This work addresses catastrophic forgetting in continual learning of diverse motor skills for humanoid robots by proposing a lightweight, tree-structured hierarchical parameter inheritance architecture. The root node encodes a general motion prior, and knowledge is propagated to skill-specific branches through parameter reuse, fundamentally mitigating forgetting. A multimodal feedforward mechanism integrating phase modulation and motion interpolation unifies the handling of both periodic and aperiodic actions. Task-level reward shaping is further incorporated to accelerate policy convergence. Evaluated in Unity simulations, the approach achieves 100% retention across multiple locomotion skills with higher cumulative rewards, enables seamless skill switching and real-time interaction, and demonstrates strong generalization in challenging environments such as Mario-style platforming and Chinese garden navigation tasks.

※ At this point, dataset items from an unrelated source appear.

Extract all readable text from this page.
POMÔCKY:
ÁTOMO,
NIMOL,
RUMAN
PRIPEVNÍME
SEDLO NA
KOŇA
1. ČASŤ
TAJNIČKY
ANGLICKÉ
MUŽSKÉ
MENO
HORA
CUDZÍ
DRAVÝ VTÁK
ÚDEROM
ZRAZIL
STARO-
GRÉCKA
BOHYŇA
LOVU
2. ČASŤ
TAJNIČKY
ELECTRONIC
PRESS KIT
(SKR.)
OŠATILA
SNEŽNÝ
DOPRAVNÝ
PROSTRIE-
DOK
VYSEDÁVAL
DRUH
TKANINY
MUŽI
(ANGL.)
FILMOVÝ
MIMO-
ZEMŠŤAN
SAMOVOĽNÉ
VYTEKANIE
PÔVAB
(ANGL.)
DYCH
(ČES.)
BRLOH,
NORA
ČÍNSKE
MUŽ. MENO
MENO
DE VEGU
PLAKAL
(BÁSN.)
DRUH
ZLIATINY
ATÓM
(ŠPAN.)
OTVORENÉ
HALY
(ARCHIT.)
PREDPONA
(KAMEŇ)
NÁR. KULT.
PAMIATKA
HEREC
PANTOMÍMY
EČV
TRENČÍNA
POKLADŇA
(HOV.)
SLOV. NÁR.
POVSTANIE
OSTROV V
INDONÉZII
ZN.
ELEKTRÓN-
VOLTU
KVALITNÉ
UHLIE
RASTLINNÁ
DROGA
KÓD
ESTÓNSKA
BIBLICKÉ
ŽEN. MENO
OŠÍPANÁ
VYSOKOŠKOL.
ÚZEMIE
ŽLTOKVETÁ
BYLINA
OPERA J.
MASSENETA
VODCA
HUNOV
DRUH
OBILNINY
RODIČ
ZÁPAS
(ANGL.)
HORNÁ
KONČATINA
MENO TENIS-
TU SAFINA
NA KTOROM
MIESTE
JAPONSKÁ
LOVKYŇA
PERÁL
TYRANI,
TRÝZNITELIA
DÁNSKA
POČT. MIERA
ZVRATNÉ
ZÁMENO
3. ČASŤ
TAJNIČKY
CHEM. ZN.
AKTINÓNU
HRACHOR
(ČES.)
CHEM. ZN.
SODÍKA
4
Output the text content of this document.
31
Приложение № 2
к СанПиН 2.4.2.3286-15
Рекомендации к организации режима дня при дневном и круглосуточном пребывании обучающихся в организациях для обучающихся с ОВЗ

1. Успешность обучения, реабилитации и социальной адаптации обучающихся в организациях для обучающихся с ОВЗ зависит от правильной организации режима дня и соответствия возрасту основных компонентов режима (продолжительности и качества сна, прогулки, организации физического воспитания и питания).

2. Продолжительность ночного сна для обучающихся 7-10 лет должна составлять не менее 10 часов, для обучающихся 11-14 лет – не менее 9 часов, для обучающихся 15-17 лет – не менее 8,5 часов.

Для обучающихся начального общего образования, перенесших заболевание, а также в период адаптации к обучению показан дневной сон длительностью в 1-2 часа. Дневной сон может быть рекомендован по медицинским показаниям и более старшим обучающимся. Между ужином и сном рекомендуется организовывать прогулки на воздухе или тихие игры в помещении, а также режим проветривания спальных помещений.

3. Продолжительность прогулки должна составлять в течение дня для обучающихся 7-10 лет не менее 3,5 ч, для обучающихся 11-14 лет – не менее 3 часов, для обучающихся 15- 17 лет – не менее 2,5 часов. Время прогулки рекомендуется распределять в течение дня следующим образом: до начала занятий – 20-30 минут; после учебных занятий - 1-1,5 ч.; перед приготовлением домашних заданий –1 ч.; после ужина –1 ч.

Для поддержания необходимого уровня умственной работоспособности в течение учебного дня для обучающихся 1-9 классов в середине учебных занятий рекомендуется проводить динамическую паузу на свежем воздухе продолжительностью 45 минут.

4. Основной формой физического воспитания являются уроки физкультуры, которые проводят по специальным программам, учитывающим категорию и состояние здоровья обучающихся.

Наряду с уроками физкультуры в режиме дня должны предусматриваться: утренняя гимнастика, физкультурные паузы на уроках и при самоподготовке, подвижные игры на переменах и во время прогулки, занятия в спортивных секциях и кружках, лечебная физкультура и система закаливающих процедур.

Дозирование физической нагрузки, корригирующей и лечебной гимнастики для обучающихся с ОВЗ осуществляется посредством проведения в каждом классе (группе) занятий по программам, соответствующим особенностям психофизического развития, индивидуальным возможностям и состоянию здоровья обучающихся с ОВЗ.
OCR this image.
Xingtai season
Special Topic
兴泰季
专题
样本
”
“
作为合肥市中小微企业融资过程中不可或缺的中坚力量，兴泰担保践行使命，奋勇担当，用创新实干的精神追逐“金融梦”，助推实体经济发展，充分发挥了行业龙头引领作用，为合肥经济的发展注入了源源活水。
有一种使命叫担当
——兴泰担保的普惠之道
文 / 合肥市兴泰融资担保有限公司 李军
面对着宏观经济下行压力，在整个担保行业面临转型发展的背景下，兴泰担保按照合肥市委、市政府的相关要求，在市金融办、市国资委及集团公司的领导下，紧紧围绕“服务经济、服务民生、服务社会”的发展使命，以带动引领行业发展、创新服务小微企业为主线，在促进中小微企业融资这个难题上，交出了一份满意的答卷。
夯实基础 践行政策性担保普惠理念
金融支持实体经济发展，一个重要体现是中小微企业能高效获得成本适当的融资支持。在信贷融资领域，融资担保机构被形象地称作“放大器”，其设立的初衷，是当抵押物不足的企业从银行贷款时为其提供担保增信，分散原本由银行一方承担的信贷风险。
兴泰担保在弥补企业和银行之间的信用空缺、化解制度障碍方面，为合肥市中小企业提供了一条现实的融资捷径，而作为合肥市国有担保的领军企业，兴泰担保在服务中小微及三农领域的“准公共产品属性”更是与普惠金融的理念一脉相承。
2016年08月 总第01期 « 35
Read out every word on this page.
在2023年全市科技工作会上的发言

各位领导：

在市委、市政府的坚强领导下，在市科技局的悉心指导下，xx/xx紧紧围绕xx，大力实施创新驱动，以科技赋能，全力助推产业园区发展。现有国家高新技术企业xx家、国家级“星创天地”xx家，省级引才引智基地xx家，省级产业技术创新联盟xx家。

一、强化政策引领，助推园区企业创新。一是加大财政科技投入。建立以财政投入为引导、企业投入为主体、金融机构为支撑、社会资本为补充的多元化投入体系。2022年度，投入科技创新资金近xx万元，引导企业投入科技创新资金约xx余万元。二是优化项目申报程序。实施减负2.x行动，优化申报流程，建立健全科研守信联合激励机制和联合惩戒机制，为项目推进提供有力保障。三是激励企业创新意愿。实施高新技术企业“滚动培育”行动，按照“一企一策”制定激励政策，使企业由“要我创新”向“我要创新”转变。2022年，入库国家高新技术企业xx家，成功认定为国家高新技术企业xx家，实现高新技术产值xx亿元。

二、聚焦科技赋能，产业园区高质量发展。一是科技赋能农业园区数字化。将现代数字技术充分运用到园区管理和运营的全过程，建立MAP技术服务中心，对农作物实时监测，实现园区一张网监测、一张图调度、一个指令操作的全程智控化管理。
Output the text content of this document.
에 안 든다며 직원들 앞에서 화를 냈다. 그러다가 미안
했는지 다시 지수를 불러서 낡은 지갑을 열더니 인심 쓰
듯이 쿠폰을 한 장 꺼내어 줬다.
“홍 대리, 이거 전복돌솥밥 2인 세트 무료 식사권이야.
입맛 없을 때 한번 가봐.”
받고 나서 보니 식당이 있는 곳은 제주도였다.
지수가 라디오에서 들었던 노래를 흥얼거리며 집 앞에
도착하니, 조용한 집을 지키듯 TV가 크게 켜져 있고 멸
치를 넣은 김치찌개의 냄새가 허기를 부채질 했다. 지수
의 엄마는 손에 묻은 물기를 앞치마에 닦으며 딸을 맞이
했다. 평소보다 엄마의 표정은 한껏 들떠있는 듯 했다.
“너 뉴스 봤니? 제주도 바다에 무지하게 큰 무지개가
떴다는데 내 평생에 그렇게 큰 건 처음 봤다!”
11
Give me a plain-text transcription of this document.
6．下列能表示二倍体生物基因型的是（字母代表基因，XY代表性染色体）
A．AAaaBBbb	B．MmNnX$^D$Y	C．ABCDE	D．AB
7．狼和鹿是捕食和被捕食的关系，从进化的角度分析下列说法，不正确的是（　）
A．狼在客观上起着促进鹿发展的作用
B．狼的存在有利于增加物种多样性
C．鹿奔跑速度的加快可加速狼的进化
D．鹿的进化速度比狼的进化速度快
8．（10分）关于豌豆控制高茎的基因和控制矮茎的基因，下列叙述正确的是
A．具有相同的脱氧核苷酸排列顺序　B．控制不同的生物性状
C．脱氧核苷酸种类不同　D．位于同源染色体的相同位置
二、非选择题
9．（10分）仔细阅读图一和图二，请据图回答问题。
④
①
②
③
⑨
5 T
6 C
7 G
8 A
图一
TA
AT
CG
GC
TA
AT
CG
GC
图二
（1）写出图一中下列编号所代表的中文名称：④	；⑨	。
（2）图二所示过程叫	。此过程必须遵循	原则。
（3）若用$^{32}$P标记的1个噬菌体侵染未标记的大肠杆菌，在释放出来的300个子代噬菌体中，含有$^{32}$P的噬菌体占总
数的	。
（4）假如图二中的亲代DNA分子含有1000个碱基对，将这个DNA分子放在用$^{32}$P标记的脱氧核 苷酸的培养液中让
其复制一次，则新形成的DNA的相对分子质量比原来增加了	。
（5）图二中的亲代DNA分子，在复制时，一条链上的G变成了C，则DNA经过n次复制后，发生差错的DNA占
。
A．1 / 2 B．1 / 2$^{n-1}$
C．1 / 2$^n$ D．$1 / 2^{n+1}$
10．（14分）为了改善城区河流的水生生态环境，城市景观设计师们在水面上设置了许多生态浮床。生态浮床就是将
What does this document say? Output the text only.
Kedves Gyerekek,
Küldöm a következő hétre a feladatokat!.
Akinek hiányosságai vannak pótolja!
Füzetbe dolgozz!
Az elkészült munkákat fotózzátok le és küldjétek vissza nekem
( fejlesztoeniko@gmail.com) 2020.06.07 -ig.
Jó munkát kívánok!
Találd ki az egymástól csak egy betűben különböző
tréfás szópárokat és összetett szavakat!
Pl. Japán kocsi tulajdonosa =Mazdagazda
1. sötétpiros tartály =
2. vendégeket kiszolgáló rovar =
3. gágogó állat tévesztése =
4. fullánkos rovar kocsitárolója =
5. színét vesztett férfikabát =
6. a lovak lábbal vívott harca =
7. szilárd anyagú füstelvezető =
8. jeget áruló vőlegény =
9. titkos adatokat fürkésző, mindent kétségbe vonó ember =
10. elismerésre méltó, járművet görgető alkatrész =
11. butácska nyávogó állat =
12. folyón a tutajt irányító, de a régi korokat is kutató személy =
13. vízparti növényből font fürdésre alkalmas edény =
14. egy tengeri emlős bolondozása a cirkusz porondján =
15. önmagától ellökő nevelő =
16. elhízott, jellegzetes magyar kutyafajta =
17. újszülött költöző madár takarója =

As reinforcement learning for humanoid robots evolves from single-task to multi-skill paradigms, efficiently expanding new skills while avoiding catastrophic forgetting has become a key challenge in embodied intelligence. Existing approaches either rely on complex topology adjustments in Mixture-of-Experts (MoE) models or require training extremely large-scale models, making lightweight deployment difficult. To address this, we propose Tree Learning, a multi-skill continual learning framework for humanoid robots. The framework adopts a root-branch hierarchical parameter inheritance mechanism, providing motion priors for branch skills through parameter reuse to fundamentally prevent catastrophic forgetting. A multi-modal feedforward adaptation mechanism combining phase modulation and interpolation is designed to support both periodic and aperiodic motions. A task-level reward shaping strategy is also proposed to accelerate skill convergence. Unity-based simulation experiments show that, in contrast to simultaneous multi-task training, Tree Learning achieves higher rewards across various representative locomotion skills while maintaining a 100% skill retention rate, enabling seamless multi-skill switching and real-time interactive control. We further validate the performance and generalization capability of Tree Learning on two distinct Unity-simulated tasks: a Super Mario-inspired interactive scenario and autonomous navigation in a classical Chinese garden environment.